RAMPART leaves an unpleasant taste in the mouth.
It's not just the subject matter that's distasteful. It's the film itself.
It serves no useful purpose as a piece of storytelling or acting.
Neither cover any new ground and both have been better done. This tale of a corrupt old school LA cop spiraling out of control is an implausible mess.
Set in 1999, seven years after the acquittal of the Los Angeles cops charged in the infamous Rodney King beating sparked the LA riots, the film stars the always unappealing Woody Harrelson as racist, sexist, foul-mouthed, womanising police officer, David Brown.
His professional life goes into a tailspin after he's caught on an incredibly professional looking amateur video beating the crap out of a motorist who's collided with his patrol car.
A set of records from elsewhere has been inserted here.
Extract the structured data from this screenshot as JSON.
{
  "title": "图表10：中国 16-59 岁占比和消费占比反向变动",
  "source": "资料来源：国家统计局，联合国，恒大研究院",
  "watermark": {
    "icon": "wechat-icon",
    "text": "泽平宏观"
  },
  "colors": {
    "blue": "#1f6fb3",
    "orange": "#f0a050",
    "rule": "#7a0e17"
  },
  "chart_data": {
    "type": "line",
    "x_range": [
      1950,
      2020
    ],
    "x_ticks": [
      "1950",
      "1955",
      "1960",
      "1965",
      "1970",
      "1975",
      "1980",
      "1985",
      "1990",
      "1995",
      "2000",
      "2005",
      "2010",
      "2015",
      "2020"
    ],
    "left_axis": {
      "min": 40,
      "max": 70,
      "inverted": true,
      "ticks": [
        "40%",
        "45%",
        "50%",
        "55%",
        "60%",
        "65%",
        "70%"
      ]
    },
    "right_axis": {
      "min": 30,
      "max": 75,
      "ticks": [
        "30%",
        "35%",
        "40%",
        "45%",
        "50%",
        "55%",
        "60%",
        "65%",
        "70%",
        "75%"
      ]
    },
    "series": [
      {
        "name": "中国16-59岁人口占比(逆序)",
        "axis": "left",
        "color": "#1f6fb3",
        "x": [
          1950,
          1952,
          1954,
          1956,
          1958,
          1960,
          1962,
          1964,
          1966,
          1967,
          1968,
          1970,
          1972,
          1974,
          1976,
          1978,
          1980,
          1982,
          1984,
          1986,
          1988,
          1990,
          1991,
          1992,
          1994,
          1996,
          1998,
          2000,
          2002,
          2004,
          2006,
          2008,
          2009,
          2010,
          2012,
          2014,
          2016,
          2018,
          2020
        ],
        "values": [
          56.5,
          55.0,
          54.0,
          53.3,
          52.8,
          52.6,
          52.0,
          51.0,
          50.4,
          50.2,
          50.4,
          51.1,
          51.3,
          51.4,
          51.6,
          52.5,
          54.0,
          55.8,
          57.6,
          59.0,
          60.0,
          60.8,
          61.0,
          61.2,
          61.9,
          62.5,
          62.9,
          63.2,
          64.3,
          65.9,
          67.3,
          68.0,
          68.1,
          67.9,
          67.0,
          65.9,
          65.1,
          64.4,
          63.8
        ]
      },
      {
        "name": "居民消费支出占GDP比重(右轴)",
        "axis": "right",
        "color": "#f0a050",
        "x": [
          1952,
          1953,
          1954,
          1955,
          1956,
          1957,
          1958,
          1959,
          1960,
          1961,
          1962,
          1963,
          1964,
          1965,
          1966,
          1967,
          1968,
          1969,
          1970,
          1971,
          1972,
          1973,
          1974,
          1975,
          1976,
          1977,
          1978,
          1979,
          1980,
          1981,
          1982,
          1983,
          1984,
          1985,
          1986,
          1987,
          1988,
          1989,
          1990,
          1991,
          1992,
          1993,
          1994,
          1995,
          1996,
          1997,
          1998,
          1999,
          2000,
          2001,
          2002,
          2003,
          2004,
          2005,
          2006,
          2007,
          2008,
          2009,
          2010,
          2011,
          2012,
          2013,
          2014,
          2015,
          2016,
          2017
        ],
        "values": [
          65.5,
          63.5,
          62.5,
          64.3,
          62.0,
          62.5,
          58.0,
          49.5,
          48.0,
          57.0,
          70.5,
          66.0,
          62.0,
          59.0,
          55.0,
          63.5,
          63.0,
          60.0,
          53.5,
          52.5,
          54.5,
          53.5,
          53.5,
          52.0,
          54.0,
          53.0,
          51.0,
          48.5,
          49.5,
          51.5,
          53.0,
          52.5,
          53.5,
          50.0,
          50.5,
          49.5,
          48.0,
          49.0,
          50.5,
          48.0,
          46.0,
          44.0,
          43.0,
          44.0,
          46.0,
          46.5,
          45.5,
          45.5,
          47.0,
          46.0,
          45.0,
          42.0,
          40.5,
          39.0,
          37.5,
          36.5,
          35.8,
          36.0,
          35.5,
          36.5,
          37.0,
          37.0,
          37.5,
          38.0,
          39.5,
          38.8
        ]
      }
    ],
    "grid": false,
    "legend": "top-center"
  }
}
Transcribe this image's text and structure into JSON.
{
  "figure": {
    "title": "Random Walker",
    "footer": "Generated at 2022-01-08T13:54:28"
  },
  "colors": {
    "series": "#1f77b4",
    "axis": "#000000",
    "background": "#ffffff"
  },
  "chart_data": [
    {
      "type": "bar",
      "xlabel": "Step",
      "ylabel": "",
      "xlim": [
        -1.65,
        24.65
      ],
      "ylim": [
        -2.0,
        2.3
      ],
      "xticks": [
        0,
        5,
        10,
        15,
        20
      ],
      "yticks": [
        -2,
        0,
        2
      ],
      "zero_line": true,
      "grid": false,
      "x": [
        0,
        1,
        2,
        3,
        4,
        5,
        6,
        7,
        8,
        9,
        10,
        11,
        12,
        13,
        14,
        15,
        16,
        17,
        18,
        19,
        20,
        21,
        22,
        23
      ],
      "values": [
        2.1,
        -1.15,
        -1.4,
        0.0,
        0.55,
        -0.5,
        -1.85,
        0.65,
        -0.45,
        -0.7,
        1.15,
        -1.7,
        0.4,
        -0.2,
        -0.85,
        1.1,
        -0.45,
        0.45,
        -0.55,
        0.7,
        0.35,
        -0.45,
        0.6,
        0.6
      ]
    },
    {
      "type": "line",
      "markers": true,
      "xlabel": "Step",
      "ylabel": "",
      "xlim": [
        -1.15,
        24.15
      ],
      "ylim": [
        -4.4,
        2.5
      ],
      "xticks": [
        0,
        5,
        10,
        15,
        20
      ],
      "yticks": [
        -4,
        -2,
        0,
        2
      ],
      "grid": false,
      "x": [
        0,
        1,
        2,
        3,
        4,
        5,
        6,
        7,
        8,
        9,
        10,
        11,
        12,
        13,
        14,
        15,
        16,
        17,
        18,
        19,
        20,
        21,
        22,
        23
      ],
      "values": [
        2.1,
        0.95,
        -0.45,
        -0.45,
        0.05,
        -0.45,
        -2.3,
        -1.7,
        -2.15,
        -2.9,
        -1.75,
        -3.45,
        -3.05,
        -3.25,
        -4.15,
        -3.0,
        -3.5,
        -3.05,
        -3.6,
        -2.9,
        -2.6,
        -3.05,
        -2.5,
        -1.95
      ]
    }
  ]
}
Brown refuses to quit and the LAPD - for some inexplicable reason - appear unable to fire him or even suspend him, so he's soon back out on patrol using his badge and uniform to bully and intimidate various members of the public unlucky enough to cross his path.
His personal life's faring little better with his two ex-wives (who just happen to be sisters) deciding they no longer want him living with them and using their homes as a hotel.
Dave makes half-hearted efforts to resolve his problems but, really, he's too set in his ways for there to be a positive outcome to his multiple dilemmas and frankly, by the midway point in the story I had lost interest in watching him try.
Watching a scumbag lacking even a single redeeming quality dig himself deeper and deeper into a hole entirely of his own making does not offer the viewer very much to identify or empathize with. Nor does RAMPART work as a character study since Harrelson and director Oren Moverman have chosen to explore ground already well mapped by Hollywood, and in most cases, better mapped. This film brings nothing new to the genre, and can't even provide us with a story that's at least halfway credible.